Master of Community Planning (MCP)

Department

Community Planning and Area Development

First Advisor

John J. Kupa

Abstract

This paper attempts to define the role of current individual sewage disposal system (ISDS) programs as they relate to the overall land development process. Specifically, the focus is on residential development with emphasis given to the criteria used to determine site suitability. Two state programs, Rhode Island and New Hampshire, will be evaluated in this manner in order to provide some insight into the scope of this type of regulation and its potential impact on development. To demonstrate the effect of each program on residential land use, a case study of a Rhode Island subdivision proposal is included. This discussion will focus on soil suitability minimum lot size, setbacks and other factors affecting residential density and distribution within the subdivision.

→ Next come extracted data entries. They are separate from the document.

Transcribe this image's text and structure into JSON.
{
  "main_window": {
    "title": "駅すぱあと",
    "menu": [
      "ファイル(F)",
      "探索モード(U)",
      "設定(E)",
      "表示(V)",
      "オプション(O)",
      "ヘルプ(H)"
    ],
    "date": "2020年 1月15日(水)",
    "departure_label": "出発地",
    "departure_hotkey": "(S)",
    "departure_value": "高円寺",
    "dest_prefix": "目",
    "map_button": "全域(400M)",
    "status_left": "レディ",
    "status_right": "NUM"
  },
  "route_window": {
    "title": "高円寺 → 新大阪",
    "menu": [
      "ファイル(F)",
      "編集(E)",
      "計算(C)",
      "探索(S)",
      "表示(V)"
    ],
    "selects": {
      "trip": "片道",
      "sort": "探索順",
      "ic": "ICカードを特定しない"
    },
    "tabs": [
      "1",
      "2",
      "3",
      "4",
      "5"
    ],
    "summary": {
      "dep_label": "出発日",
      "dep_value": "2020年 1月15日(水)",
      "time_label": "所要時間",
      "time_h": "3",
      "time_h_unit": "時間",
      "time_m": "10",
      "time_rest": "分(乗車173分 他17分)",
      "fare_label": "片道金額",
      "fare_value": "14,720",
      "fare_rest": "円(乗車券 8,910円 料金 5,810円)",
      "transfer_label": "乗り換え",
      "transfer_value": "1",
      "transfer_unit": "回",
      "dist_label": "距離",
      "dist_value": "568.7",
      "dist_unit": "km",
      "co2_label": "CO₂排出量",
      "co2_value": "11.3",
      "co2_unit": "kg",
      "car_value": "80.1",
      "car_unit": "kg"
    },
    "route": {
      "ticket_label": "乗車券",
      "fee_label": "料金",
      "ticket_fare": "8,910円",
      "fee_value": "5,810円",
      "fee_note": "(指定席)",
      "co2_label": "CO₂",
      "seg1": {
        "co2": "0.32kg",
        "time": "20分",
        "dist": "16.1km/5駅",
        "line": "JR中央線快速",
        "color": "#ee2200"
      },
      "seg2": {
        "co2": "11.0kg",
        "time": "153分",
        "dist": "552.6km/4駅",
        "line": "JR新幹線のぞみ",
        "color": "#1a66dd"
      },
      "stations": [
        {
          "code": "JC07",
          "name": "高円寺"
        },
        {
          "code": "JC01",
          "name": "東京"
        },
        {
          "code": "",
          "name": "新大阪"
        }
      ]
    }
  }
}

The concluding chapters will introduce the concept of carrying capacity as a planning tool and its applicability in areas of "ecological significance." The emphasis here will be on the role of ISDS suitability as one of the critical limiting factors for determining an area's overall threshold capacity. The need for comprehensive, land use planning prevails as the growth of alternative and innovative approaches to on-site sewage disposal threatens to overcome the physical constraints of the land and nullify this type of de-facto zoning in the near future.